Vielleicht hat Ihr Leser Ihnen verschwiegen, dass ich ihm sogar auch das Beispiel einer ganz anders gearteten Falschmeldung, die vor nicht allzu langer Zeit in vielen großen Medien stattfand, genannt habe. Es war die Pistenraupe, die angeblich aus Versehen nach Schleswig-Holstein geliefert wurde. Natürlich kann man auch solch eine Nachricht als “Fake-News” bezeichnen, denn sie ist schlicht und einfach falsch. Aber wir müssen lernen, genau zu unterscheiden und klar zu machen, ist es ein “Versehen”? Ist es ein PR-Gag, auf den Journalisten hereingefallen sind, weil sie nicht ausreichend recherchiert haben? Oder (und das war Thema unseres Beitrags, auf den sich der Hörer bezog) sind es Falschnachrichten, die bewusst erfunden wurden, um eine Stimmung zu erzeugen oder einer bestimmten Person zu schaden?
Um Ihre Frage zu beantworten: Ich sage definitiv NICHT, dass es ausgeschlossen ist, dass Fake-News (wenn man Beispiele wie jenes oben so nennen mag) den Weg in große Medien finden. Ich schließe es für den SWR (aus eigener Erfahrung), für die Öffentlich-Rechtlichen generell und für den Großteil der Tageszeitungen und Nachrichtenmagazine aber aus, dass dort Redakteure* Geschichten erfinden, um Stimmungen zu erzeugen oder Menschen zu schaden.
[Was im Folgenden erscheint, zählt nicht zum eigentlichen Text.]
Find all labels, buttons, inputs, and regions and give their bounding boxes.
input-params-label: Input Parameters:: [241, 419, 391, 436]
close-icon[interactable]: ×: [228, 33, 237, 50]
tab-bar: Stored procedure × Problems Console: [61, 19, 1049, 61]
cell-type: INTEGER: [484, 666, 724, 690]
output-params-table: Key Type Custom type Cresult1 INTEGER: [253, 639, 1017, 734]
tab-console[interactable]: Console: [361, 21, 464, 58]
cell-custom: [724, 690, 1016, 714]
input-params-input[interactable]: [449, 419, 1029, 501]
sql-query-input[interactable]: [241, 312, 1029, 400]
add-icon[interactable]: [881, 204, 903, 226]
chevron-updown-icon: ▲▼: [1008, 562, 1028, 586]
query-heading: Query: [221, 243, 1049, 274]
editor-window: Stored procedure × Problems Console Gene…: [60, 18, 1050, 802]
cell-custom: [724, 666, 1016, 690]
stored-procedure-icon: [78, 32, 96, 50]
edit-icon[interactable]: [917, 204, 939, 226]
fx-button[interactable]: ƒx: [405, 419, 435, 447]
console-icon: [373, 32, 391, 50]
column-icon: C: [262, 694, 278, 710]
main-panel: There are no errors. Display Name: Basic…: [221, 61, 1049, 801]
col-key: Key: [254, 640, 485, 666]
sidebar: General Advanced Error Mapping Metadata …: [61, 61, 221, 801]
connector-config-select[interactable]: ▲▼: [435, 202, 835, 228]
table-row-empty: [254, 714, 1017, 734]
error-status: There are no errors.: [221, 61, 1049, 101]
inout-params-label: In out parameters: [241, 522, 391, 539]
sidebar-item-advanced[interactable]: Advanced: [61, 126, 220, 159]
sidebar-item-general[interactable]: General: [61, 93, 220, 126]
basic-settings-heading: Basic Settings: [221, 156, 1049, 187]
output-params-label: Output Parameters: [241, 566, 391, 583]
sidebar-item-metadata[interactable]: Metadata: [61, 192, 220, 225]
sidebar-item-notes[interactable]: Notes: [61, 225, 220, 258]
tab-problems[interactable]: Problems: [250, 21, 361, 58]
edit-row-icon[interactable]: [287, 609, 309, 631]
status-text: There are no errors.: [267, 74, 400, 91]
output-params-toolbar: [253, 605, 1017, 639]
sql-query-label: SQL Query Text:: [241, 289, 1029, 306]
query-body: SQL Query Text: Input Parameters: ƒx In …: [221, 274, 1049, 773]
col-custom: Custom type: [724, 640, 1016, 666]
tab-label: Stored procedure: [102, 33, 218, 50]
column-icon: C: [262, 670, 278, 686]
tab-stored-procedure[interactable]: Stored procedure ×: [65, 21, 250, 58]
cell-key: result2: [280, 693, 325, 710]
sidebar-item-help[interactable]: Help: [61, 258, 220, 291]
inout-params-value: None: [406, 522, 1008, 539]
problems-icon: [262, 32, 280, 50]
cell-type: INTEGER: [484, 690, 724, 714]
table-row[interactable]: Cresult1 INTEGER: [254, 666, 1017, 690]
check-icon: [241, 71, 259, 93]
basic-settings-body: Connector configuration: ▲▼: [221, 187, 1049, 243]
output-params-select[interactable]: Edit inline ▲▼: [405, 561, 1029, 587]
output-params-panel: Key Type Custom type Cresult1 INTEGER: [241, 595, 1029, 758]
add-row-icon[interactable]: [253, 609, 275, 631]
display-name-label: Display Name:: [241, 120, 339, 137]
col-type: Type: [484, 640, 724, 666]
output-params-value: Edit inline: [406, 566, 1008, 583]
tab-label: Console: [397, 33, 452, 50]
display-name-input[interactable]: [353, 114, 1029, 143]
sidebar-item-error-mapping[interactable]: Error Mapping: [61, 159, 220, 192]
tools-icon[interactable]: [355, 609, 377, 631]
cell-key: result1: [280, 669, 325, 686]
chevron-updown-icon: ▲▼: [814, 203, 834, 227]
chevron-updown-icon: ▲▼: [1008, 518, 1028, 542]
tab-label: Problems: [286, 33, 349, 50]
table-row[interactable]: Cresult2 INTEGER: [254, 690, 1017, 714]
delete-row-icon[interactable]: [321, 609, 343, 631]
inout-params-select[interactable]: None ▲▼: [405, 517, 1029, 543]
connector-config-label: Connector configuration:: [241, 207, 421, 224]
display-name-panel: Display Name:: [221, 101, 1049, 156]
Heißt: Lügen tun immer nur die anderen. Journalisten können nicht lügen, sie machen höchstens mal Fehler oder fallen auf Lügen anderer herein. Die blütenweiße Unschuld.
Sie würden niemals Geschichten erfinden, um Stimmungen zu erzeugen oder Menschen zu schaden.
Aber sie machen aus einem Dirndl einen Elefanten, um Stimmungen zu erzeugen und Menschen zu schaden (hier: Brüderle), und anderes lassen sie weg, um Stimmungen und Schaden zu vermeiden.
Wetzt Euch Euren Verstand daran. Bildet Euch eine Meinung. Werdet medienkompetent.